Seehausen/Barsberge (rfr) l Eigentlich sollte der Radweg von der B 189 bei Seehausen zum Forsthaus Barsberge schon im April instand gesetzt sein. Mit etwas Verspätung ist die Stendaler Arbeitsfördergesellschaft mit ihren Maßnahmenteilnehmern seit Anfang Mai dabei, die rund 1000 Meter Pflasterpiste von den Spuren, die Vegetation und Zeit hinterlassen haben, zu beseitigen.

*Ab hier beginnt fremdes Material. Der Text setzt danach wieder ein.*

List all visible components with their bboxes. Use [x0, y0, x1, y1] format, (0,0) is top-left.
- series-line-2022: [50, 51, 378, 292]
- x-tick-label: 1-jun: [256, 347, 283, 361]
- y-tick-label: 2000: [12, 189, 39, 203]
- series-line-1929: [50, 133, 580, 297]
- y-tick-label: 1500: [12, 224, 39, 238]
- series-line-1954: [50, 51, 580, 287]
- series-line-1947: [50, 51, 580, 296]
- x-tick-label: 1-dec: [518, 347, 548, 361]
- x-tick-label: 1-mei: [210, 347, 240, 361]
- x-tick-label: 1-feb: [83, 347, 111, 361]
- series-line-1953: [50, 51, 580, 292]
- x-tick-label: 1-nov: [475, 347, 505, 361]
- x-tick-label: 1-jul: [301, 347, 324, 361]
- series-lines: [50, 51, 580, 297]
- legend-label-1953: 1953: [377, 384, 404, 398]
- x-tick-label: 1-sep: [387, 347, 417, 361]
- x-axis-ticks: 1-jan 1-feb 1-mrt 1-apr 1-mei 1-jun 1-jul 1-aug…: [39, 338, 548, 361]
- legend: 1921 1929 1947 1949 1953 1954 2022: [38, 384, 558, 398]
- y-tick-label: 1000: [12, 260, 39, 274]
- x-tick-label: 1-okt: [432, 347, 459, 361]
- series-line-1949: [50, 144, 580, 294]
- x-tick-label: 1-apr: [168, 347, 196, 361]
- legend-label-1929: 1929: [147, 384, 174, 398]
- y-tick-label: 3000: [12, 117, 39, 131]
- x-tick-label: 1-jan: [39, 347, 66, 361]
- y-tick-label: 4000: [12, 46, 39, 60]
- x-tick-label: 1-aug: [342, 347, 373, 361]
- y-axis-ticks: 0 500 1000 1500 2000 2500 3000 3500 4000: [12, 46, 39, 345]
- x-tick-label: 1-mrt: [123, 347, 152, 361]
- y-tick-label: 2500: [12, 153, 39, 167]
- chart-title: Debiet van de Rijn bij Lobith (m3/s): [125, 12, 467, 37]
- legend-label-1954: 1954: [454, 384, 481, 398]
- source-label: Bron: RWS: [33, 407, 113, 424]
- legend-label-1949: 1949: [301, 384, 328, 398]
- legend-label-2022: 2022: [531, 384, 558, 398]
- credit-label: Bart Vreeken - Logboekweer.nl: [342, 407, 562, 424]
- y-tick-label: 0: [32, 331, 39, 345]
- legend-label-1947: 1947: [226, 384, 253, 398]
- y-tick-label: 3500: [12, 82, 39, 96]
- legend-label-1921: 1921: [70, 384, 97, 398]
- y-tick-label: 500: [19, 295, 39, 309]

Das heißt, dass unter anderem der Weg von wuchernder Grasnarbe befreit, das Lichtraumprofil freigeschnitten, die Poller zur Abgrenzung zum benachbarten Waldweg erneuert und Schäden im Pflaster behoben werden, war auf Nachfrage aus der Kreisverwaltung zu erfahren, die das letzte Mal die Regie führt. Denn der Weg wird aus dem Netz des Radwanderrundkurses Altmark herausgelöst (wir berichteten).

Künftig ist die Stadt Seehausen für die Pflege des Radweges verantwortlich, der durch die Kiefer-, Eichen- und Buchenbestände rechts und links des beliebten Kurses immer in Gefahr laufen wird, schneller als andere Bereiche zu verschmutzen.

Die Stadt versucht derzeit übrigens auch, die Fördermaßnahme auf den parallelen Waldweg auszuweiten, der sich stellenweise in einem schwierigem Zustand befindet. Aber da ist bislang offenbar noch nichts entschieden.